A representação portuguesa da FAO promove nesta terça-feira uma conferência, às 10.30, na Assembleia da República, sob o título "A Construção do Direito Humano à Alimentação Adequada em Portugal", na Sala do Senado.

Francisco Sarmento diz que o objetivo "é fazer uma reflexão conjunta sobre os desafios da alimentação em Portugal e de como trabalhar conjuntamente para fazer face a esses desafios numa ótica de garantir a alimentação adequada à maioria da população". Sublinha: "É urgente, em primeiro lugar, que as pessoas tomem conhecimento da existência desse direito e das diferentes opções para o realizar, que é algo novo. São precisos ajustes nas políticas em vigor para que possam permitir a realização desse direito. Não estamos só a falar em produzir alimentos saudáveis e de como devem chegar às populações, mas também garantir que as pessoas tenham meios para aceder a esses alimentos, em particular as populações urbanizadas."

"É preciso começar"

Um projeto que tem a consciência de ser a médio/longo prazo, mas que "é preciso começar".

Para Alexandra Bento, Portugal "acordou tarde", mais propriamente com 40 anos de atraso. Defende a necessidade de "imprimir mais ritmo e intensidade às medidas para promover uma alimentação saudável".

E lembra os "fatores de risco que mais contribuem para os anos de vida saudável perdidos pela população portuguesa": os hábitos alimentares inadequados (15,8% da população), hipertensão arterial (13%) e índice de massa corporal elevado (11,5%). Acrescenta que, segundo a Direção-Geral da Saúde, "metade das causas de doença e de morte no país têm relação direta com a obesidade".

Mais de metade da população portuguesa tem excesso de peso

5,9 milhões de portugueses, ou seja, mais de metade da população, são obesos (22,3%) ou pré-obesos (34,8%), 25% das crianças e 32,3% dos adolescentes têm excesso de peso.

A Ordem dos Nutricionistas apresentou uma proposta ao governo há sete meses para informar a população portuguesa dos riscos alimentares, com incidência nas escolas. Alexandra Bento estranha não terem ainda uma resposta mas espera que o projeto apresentado seja posto em prática.

"Ver para querer"

Esse projeto envolve a contratação de 30 nutricionistas, cinco encarregados da produção de normas e os restantes distribuídos pelas cinco direções-gerais de Estabelecimentos Escolares: Norte, Centro, Lisboa e Vale do Tejo, Alentejo e Algarve. Envolve toda a comunidade escolar e prevê que um professor esteja presente nos refeitórios.
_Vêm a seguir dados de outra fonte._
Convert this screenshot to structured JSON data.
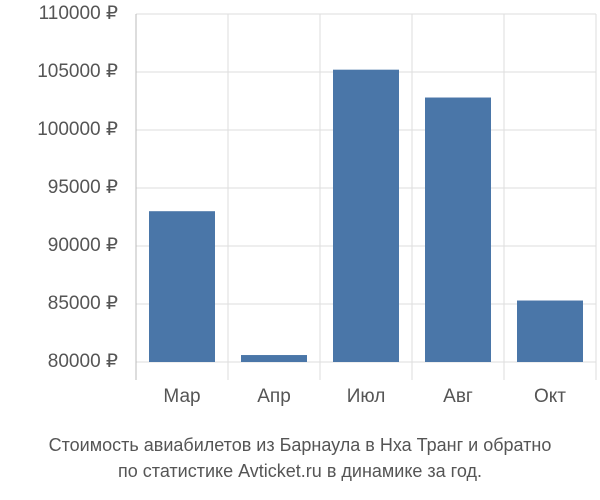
{
  "chart_data": {
    "type": "bar",
    "title": [
      "Стоимость авиабилетов из Барнаула в Нха Транг и обратно",
      "по статистике Avticket.ru в динамике за год."
    ],
    "categories": [
      "Мар",
      "Апр",
      "Июл",
      "Авг",
      "Окт"
    ],
    "values": [
      93000,
      80600,
      105200,
      102800,
      85300
    ],
    "color": "#4a76a8",
    "ylim": [
      80000,
      110000
    ],
    "yticks": [
      {
        "value": 80000,
        "label": "80000 ₽"
      },
      {
        "value": 85000,
        "label": "85000 ₽"
      },
      {
        "value": 90000,
        "label": "90000 ₽"
      },
      {
        "value": 95000,
        "label": "95000 ₽"
      },
      {
        "value": 100000,
        "label": "100000 ₽"
      },
      {
        "value": 105000,
        "label": "105000 ₽"
      },
      {
        "value": 110000,
        "label": "110000 ₽"
      }
    ],
    "grid": true
  }
}
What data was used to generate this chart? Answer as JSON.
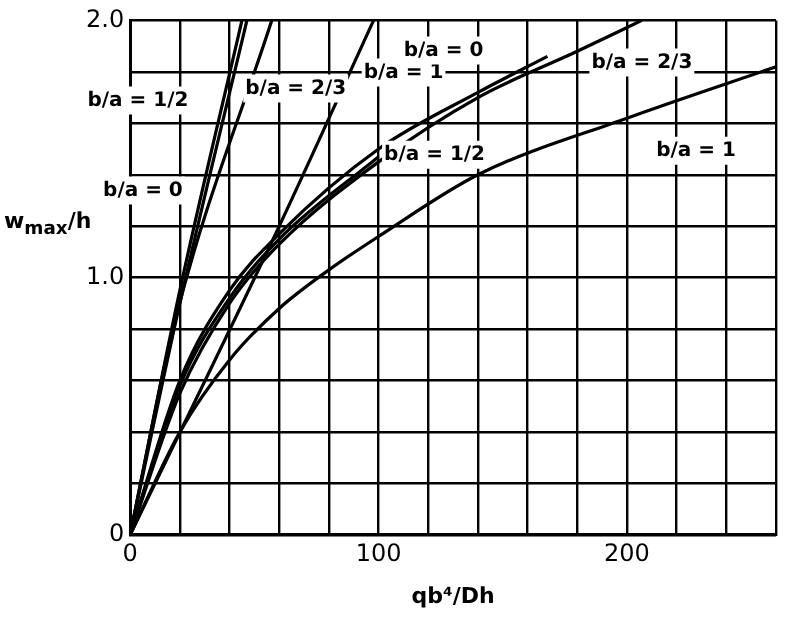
{
  "chart_data": {
    "type": "line",
    "xlabel": "qb⁴/Dh",
    "ylabel": "w$_{max}$/h",
    "xlim": [
      0,
      260
    ],
    "ylim": [
      0,
      2.0
    ],
    "xticks": [
      0,
      {
        "value": 20,
        "label": null
      },
      {
        "value": 40,
        "label": null
      },
      {
        "value": 60,
        "label": null
      },
      {
        "value": 80,
        "label": null
      },
      100,
      {
        "value": 120,
        "label": null
      },
      {
        "value": 140,
        "label": null
      },
      {
        "value": 160,
        "label": null
      },
      {
        "value": 180,
        "label": null
      },
      200,
      {
        "value": 220,
        "label": null
      },
      {
        "value": 240,
        "label": null
      },
      {
        "value": 260,
        "label": null
      }
    ],
    "yticks": [
      0,
      {
        "value": 0.2,
        "label": null
      },
      {
        "value": 0.4,
        "label": null
      },
      {
        "value": 0.6,
        "label": null
      },
      {
        "value": 0.8,
        "label": null
      },
      {
        "value": 1.0,
        "label": "1.0"
      },
      {
        "value": 1.2,
        "label": null
      },
      {
        "value": 1.4,
        "label": null
      },
      {
        "value": 1.6,
        "label": null
      },
      {
        "value": 1.8,
        "label": null
      },
      {
        "value": 2.0,
        "label": "2.0"
      }
    ],
    "grid": true,
    "legend": false,
    "marker": "none",
    "line_style": "solid",
    "series": [
      {
        "name": "b/a = 0",
        "color": "#000000",
        "x": [
          0,
          20,
          47
        ],
        "values": [
          0,
          0.9,
          2.0
        ]
      },
      {
        "name": "b/a = 1/2",
        "color": "#000000",
        "x": [
          0,
          20,
          45
        ],
        "values": [
          0,
          0.95,
          2.0
        ]
      },
      {
        "name": "b/a = 2/3",
        "color": "#000000",
        "x": [
          0,
          18,
          57
        ],
        "values": [
          0,
          0.83,
          2.0
        ]
      },
      {
        "name": "b/a = 1",
        "color": "#000000",
        "x": [
          0,
          60,
          98
        ],
        "values": [
          0,
          1.2,
          2.0
        ]
      },
      {
        "name": "b/a = 0",
        "color": "#000000",
        "x": [
          0,
          20,
          40,
          60,
          100,
          140,
          168
        ],
        "values": [
          0,
          0.6,
          0.95,
          1.17,
          1.5,
          1.72,
          1.86
        ]
      },
      {
        "name": "b/a = 1/2",
        "color": "#000000",
        "x": [
          0,
          20,
          40,
          60,
          100
        ],
        "values": [
          0,
          0.58,
          0.92,
          1.15,
          1.47
        ]
      },
      {
        "name": "b/a = 2/3",
        "color": "#000000",
        "x": [
          0,
          20,
          40,
          60,
          100,
          140,
          180,
          206
        ],
        "values": [
          0,
          0.55,
          0.9,
          1.13,
          1.45,
          1.7,
          1.88,
          2.0
        ]
      },
      {
        "name": "b/a = 1",
        "color": "#000000",
        "x": [
          0,
          20,
          40,
          60,
          80,
          100,
          140,
          200,
          260
        ],
        "values": [
          0,
          0.4,
          0.68,
          0.88,
          1.03,
          1.16,
          1.4,
          1.62,
          1.82
        ]
      }
    ]
  }
}
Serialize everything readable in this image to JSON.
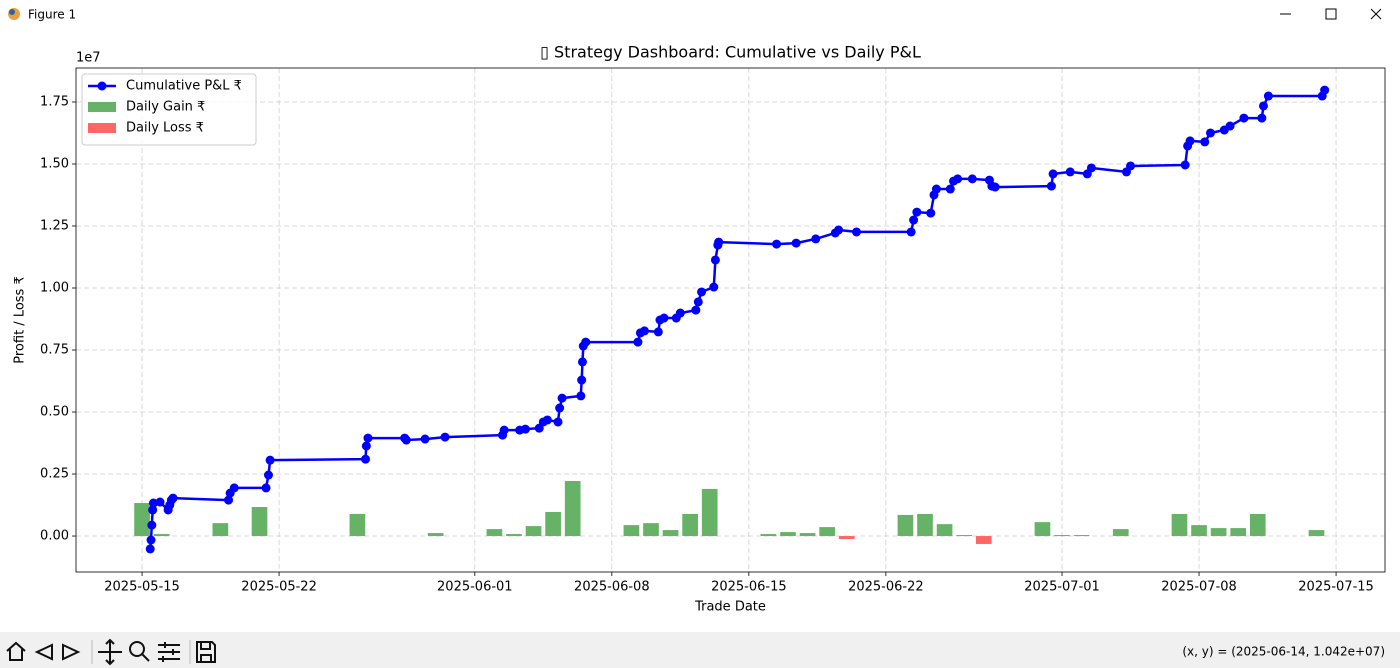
{
  "window": {
    "title": "Figure 1",
    "status": "(x, y) = (2025-06-14, 1.042e+07)"
  },
  "chart_data": {
    "type": "combo",
    "title": "▯ Strategy Dashboard: Cumulative vs Daily P&L",
    "x_label": "Trade Date",
    "y_label": "Profit / Loss ₹",
    "y_offset_label": "1e7",
    "grid": true,
    "legend": "upper left",
    "xlim": [
      "2025-05-11 15:00",
      "2025-07-17 12:00"
    ],
    "xticks": [
      "2025-05-15",
      "2025-05-22",
      "2025-06-01",
      "2025-06-08",
      "2025-06-15",
      "2025-06-22",
      "2025-07-01",
      "2025-07-08",
      "2025-07-15"
    ],
    "ylim": [
      -0.145,
      1.887
    ],
    "yticks": [
      {
        "value": 0,
        "label": "0.00"
      },
      0.25,
      {
        "value": 0.5,
        "label": "0.50"
      },
      0.75,
      {
        "value": 1,
        "label": "1.00"
      },
      1.25,
      {
        "value": 1.5,
        "label": "1.50"
      },
      1.75
    ],
    "series": [
      {
        "name": "Cumulative P&L ₹",
        "type": "line",
        "color": "#0000ff",
        "x": [
          "2025-05-15 10:00",
          "2025-05-15 11:00",
          "2025-05-15 12:00",
          "2025-05-15 13:00",
          "2025-05-15 14:00",
          "2025-05-15 22:00",
          "2025-05-16 08:00",
          "2025-05-16 10:00",
          "2025-05-16 12:00",
          "2025-05-16 14:00",
          "2025-05-19 10:00",
          "2025-05-19 12:00",
          "2025-05-19 17:00",
          "2025-05-21 08:00",
          "2025-05-21 11:00",
          "2025-05-21 13:00",
          "2025-05-26 10:00",
          "2025-05-26 11:00",
          "2025-05-26 13:00",
          "2025-05-28 10:00",
          "2025-05-28 12:00",
          "2025-05-29 11:00",
          "2025-05-30 11:30",
          "2025-06-02 10:00",
          "2025-06-02 12:00",
          "2025-06-03 07:00",
          "2025-06-03 14:00",
          "2025-06-04 07:00",
          "2025-06-04 12:00",
          "2025-06-04 17:00",
          "2025-06-05 06:00",
          "2025-06-05 08:00",
          "2025-06-05 11:00",
          "2025-06-06 10:00",
          "2025-06-06 11:00",
          "2025-06-06 12:00",
          "2025-06-06 13:00",
          "2025-06-06 16:00",
          "2025-06-09 08:00",
          "2025-06-09 11:00",
          "2025-06-09 16:00",
          "2025-06-10 09:00",
          "2025-06-10 11:00",
          "2025-06-10 16:00",
          "2025-06-11 07:00",
          "2025-06-11 12:00",
          "2025-06-12 07:00",
          "2025-06-12 10:00",
          "2025-06-12 14:00",
          "2025-06-13 05:00",
          "2025-06-13 07:00",
          "2025-06-13 10:00",
          "2025-06-13 11:00",
          "2025-06-16 10:00",
          "2025-06-17 10:00",
          "2025-06-18 10:00",
          "2025-06-19 10:00",
          "2025-06-19 14:00",
          "2025-06-20 12:00",
          "2025-06-23 07:00",
          "2025-06-23 10:00",
          "2025-06-23 14:00",
          "2025-06-24 07:00",
          "2025-06-24 11:00",
          "2025-06-24 14:00",
          "2025-06-25 07:00",
          "2025-06-25 11:00",
          "2025-06-25 16:00",
          "2025-06-26 10:00",
          "2025-06-27 07:00",
          "2025-06-27 10:00",
          "2025-06-27 14:00",
          "2025-06-30 11:00",
          "2025-06-30 13:00",
          "2025-07-01 10:00",
          "2025-07-02 07:00",
          "2025-07-02 12:00",
          "2025-07-04 07:00",
          "2025-07-04 12:00",
          "2025-07-07 07:00",
          "2025-07-07 10:00",
          "2025-07-07 13:00",
          "2025-07-08 07:00",
          "2025-07-08 14:00",
          "2025-07-09 07:00",
          "2025-07-09 14:00",
          "2025-07-10 07:00",
          "2025-07-11 05:00",
          "2025-07-11 07:00",
          "2025-07-11 13:00",
          "2025-07-14 07:00",
          "2025-07-14 10:00"
        ],
        "values": [
          -0.052,
          -0.016,
          0.044,
          0.105,
          0.133,
          0.137,
          0.105,
          0.125,
          0.145,
          0.153,
          0.145,
          0.173,
          0.194,
          0.194,
          0.246,
          0.306,
          0.31,
          0.363,
          0.395,
          0.395,
          0.387,
          0.391,
          0.399,
          0.407,
          0.427,
          0.427,
          0.431,
          0.435,
          0.46,
          0.468,
          0.46,
          0.516,
          0.556,
          0.565,
          0.629,
          0.702,
          0.766,
          0.782,
          0.782,
          0.819,
          0.827,
          0.823,
          0.871,
          0.879,
          0.879,
          0.899,
          0.911,
          0.944,
          0.984,
          1.004,
          1.113,
          1.173,
          1.185,
          1.177,
          1.181,
          1.198,
          1.222,
          1.234,
          1.226,
          1.226,
          1.274,
          1.306,
          1.302,
          1.375,
          1.399,
          1.399,
          1.431,
          1.44,
          1.44,
          1.435,
          1.411,
          1.407,
          1.411,
          1.46,
          1.468,
          1.46,
          1.484,
          1.468,
          1.492,
          1.496,
          1.573,
          1.593,
          1.589,
          1.625,
          1.637,
          1.653,
          1.685,
          1.685,
          1.734,
          1.774,
          1.774,
          1.798
        ]
      },
      {
        "name": "Daily Gain ₹",
        "type": "bar",
        "color": "#66b266",
        "x": [
          "2025-05-15",
          "2025-05-16",
          "2025-05-19",
          "2025-05-21",
          "2025-05-26",
          "2025-05-30",
          "2025-06-02",
          "2025-06-03",
          "2025-06-04",
          "2025-06-05",
          "2025-06-06",
          "2025-06-09",
          "2025-06-10",
          "2025-06-11",
          "2025-06-12",
          "2025-06-13",
          "2025-06-16",
          "2025-06-17",
          "2025-06-18",
          "2025-06-19",
          "2025-06-23",
          "2025-06-24",
          "2025-06-25",
          "2025-06-26",
          "2025-06-30",
          "2025-07-01",
          "2025-07-02",
          "2025-07-04",
          "2025-07-07",
          "2025-07-08",
          "2025-07-09",
          "2025-07-10",
          "2025-07-11",
          "2025-07-14"
        ],
        "values": [
          0.133,
          0.008,
          0.052,
          0.117,
          0.089,
          0.012,
          0.028,
          0.008,
          0.04,
          0.097,
          0.222,
          0.044,
          0.052,
          0.024,
          0.089,
          0.19,
          0.008,
          0.016,
          0.012,
          0.036,
          0.085,
          0.089,
          0.048,
          0.004,
          0.056,
          0.004,
          0.004,
          0.028,
          0.089,
          0.044,
          0.032,
          0.032,
          0.089,
          0.024
        ]
      },
      {
        "name": "Daily Loss ₹",
        "type": "bar",
        "color": "#ff6666",
        "x": [
          "2025-06-20",
          "2025-06-27"
        ],
        "values": [
          -0.012,
          -0.032
        ]
      }
    ]
  }
}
Quiseram exemplificar com o que as crianças comem no refeitório, analisando os seus desperdícios num projeto-piloto a que deram o nome de "Ver para Querer" e que desenvolveram na Escola EB 2/3 de Amarante. O desperdício alimentar em cada refeição ronda os 20%, "o que está de acordo com outros estudos nacionais". E desperdício não quer dizer restos, mas a sopa que fica no prato, os legumes deitados fora, a fruta que vai para trás, quando os alunos colocam no tabuleiro estes alimentos (porque muitos nem sequer os levam para a mesa).

Alexandra Bento considera a Estratégia Integrada para a Promoção da Alimentação Saudável, aprovada em 2017, "um marco histórico", num país com poucas medidas de peso nas últimas décadas. Lamenta a substituição do secretário de Estado adjunto e da Saúde, Fernando Araújo, que considera ter sido um elemento fundamental nas medidas públicas tomadas recentemente, nomeadamente no que diz respeito à criação de legislação para diminuir o consumo de sal e do açúcar.